Ces programmes sont pilotés par la direction du budget du ministère de l'économie, des finances et de l'industrie 147 ( * ) .

I. UNE MISSION SANS OBJECTIF DE PERFORMANCE

A. PRÉSENTATION DES DEUX PROGRAMMES DE LA DOTATION

1. Le programme 551 : « Provision relative aux rémunérations publiques »

La dotation du programme 551 : « Provision relative aux rémunérations publiques » a vocation à permettre le financement des mesures générales en matière de rémunérations dont la répartition, par programme, ne peut être déterminée avec précision au moment du vote des crédits. Conformément à l'article 5 de la LOLF, les crédits affectés au programme 551 sont repris sous le titre 2 (Dépenses de personnel).

2. Le programme 552 : « Dépenses accidentelles et imprévisibles »

La dotation du programme 552 : « Dépenses accidentelles et imprévisibles » a pour vocation d'assurer les crédits nécessaires à des dépenses accidentelles, imprévisibles et urgentes (notamment liées à des catastrophes naturelles, en France ou à l'étranger, ou à des événements extérieurs qui requièrent le rapatriement de Français). Conformément à l'article 5 de la LOLF, les crédits affectés au programme 552 sont repris sous le titre 3 (Dépenses de fonctionnement).

B. UNE RÉPARTITION NON MAÎTRISABLE ET EXCLUE DU CHAMP DE LA PERFORMANCE

La présente mission constitue, conformément aux dispositions de l'article 7, précité, de la LOLF, une mission « spécifique », sans objectif de performance. Ses programmes, par conséquent, ne font l'objet d'aucun indicateur, et leur présentation n'est pas accompagnée d'un projet annuel de performances. De même, l'exercice budgétaire de 2006 est présenté dans un document annexe au projet de loi de règlement et non dans un rapport annuel de performances (RAP)

Cette absence de mesure de la performance s'explique par la nature imprévisible de ces dépenses, indéterminées au moment du vote . Ces crédits sont répartis en tant que de besoin en cours d'exercice, entre les autres missions, par programme, selon une procédure fixée par l'article 11 de la LOLF qui distingue les crédits des deux dotations.

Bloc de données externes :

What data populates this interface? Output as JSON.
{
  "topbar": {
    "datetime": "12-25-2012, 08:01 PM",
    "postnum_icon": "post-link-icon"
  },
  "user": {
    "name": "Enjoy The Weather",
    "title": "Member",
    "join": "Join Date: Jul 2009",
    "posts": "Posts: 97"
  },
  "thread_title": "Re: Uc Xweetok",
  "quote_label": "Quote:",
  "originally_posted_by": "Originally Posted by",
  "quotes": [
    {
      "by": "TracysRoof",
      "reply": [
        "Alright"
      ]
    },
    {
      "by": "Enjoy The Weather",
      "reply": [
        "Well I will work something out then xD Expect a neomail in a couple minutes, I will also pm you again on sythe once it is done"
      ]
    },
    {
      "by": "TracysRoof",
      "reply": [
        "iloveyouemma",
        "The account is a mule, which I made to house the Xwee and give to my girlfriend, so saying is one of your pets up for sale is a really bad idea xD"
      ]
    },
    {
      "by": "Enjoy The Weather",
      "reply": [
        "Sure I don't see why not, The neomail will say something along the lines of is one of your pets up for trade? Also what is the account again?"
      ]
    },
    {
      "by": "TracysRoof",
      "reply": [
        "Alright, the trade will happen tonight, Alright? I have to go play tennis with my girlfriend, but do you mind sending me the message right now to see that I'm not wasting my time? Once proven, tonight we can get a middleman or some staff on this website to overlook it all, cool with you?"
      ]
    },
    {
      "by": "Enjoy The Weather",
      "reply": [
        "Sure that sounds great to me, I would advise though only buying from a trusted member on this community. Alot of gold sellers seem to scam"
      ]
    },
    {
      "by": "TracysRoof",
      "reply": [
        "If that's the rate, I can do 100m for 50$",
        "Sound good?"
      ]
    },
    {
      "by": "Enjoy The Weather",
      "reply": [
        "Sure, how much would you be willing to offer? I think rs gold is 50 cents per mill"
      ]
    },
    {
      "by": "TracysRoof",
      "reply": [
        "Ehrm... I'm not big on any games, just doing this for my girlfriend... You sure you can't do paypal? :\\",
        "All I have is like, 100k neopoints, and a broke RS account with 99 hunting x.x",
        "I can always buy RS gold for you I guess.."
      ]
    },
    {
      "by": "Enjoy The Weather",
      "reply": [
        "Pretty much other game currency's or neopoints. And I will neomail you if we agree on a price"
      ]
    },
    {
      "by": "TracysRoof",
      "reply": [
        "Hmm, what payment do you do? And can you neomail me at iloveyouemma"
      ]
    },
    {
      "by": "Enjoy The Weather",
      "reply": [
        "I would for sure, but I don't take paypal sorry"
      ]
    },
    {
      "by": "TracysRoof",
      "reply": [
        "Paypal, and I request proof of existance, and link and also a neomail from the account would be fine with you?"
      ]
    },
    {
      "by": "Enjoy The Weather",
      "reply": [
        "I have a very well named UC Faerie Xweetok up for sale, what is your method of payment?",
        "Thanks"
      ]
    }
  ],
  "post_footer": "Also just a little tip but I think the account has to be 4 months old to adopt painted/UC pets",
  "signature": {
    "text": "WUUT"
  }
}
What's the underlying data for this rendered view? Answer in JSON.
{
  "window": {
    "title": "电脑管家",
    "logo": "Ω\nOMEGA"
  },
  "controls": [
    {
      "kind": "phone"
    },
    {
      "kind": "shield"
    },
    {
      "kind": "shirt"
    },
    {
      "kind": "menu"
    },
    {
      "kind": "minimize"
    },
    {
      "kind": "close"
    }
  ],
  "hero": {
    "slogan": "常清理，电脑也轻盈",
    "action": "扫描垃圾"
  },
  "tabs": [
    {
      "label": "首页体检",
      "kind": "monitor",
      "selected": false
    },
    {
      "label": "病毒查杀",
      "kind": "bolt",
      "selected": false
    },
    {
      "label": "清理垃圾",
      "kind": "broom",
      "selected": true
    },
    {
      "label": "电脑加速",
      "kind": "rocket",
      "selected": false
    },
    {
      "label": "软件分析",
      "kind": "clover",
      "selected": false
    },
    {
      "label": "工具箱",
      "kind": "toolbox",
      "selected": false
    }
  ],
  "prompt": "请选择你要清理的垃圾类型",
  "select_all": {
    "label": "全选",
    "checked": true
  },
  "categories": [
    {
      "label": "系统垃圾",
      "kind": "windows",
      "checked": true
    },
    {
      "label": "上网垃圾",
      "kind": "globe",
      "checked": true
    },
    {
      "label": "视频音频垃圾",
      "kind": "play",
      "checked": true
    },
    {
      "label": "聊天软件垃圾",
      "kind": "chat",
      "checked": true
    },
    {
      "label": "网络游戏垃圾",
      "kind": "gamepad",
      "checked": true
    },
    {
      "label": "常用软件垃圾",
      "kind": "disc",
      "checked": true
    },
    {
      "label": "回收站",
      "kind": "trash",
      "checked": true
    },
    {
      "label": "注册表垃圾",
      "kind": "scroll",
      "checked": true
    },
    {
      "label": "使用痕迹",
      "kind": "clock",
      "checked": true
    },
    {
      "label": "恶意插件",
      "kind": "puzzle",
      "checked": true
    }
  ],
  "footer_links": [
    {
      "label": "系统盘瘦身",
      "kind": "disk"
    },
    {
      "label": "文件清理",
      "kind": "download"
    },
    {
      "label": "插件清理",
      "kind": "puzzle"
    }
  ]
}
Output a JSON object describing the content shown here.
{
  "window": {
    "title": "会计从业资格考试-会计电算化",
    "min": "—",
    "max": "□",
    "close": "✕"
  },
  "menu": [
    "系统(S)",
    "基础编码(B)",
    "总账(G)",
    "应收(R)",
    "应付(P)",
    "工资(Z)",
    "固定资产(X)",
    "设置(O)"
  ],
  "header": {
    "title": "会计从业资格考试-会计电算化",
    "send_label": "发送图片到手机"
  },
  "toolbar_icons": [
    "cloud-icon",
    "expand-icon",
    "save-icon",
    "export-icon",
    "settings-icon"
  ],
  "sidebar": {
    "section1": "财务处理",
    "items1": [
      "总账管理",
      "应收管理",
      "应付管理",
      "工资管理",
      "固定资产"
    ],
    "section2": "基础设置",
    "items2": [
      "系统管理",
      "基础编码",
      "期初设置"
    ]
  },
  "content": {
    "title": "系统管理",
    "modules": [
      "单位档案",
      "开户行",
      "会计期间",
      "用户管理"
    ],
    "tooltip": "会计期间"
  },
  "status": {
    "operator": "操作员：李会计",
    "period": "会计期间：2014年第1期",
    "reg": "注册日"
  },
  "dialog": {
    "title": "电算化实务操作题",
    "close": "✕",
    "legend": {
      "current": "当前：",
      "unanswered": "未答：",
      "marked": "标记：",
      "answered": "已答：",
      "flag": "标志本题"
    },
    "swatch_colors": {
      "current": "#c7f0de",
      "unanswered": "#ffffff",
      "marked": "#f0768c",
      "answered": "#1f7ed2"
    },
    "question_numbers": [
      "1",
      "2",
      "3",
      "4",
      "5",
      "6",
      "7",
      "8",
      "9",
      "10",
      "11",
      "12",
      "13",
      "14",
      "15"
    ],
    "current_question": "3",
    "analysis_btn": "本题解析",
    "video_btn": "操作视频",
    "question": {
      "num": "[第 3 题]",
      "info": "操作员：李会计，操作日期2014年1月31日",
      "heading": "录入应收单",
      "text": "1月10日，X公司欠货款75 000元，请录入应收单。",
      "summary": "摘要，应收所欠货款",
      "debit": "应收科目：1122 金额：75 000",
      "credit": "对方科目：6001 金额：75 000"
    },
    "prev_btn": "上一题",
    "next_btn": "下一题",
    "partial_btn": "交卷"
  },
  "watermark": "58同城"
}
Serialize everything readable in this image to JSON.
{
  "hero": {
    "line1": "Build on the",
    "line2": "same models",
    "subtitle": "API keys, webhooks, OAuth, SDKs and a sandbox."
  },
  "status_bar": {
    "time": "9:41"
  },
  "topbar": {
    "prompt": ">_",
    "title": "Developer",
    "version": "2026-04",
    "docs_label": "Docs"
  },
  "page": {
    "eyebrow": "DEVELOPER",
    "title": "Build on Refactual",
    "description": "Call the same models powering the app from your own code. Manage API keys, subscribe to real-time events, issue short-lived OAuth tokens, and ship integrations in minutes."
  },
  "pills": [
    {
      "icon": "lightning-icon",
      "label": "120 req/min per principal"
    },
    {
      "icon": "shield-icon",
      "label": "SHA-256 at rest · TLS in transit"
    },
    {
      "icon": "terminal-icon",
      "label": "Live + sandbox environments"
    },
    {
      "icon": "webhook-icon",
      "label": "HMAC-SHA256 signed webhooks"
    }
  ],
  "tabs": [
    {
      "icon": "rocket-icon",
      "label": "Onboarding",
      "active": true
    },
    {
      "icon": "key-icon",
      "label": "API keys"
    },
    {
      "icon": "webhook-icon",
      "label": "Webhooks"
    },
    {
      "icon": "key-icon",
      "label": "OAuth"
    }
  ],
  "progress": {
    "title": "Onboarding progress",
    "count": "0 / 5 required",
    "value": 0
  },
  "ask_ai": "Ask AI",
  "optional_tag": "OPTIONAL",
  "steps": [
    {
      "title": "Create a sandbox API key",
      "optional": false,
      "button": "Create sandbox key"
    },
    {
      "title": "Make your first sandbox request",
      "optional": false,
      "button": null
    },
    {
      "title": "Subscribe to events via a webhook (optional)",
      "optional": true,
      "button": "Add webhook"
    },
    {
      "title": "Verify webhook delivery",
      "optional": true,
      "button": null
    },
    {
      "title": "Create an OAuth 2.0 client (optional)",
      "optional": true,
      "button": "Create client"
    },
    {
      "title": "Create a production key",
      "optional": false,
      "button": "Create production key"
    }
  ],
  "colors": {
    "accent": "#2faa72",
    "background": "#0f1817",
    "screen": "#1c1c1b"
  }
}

- Les crédits ouverts sur la dotation pour mesures générales en matière de rémunérations (programme 551) sont répartis, par programme, par arrêté du ministre chargé des finances (LOLF, article 11, alinéa 2).

- Les crédits ouverts sur la dotation pour dépenses accidentelles et imprévisibles sont répartis, par programme, par décret pris sur le rapport du ministre chargé des finances (LOLF, article 11, alinéa 1 er ).

La direction du budget n'a donc aucune maîtrise de la répartition des crédits de ces dotations : l'analyse de leur exécution budgétaire doit nécessairement tenir compte de cette spécificité .

Toutefois, il s'agit d'être vigilant afin que le caractère « hors-norme » de cette mission ne menace pas le principe de sincérité budgétaire.

II. L'ANALYSE DE L'EXÉCUTION BUDGÉTAIRE

Votre rapporteur spécial relève que, conformément aux « bonnes pratiques budgétaires » instaurées par le texte mais aussi « l'esprit » de la LOLF, la dotation relative aux rémunérations publiques n'était pas valorisée, tous les crédits de rémunération des agents de l'Etat ayant été répartis dans les titres 2 des différentes missions.

A. DES TAUX DE CONSOMMATIONS CORRECTS

Votre rapporteur spécial rappelle que, dans la mesure où ces crédits représentent une dotation prévisionnelle, ils n'ont pas vocation à être entièrement consommés . Les taux d'exécution sont donc donnés à titre informatif et ne constituent pas à proprement parler, un élément de la mesure de la performance.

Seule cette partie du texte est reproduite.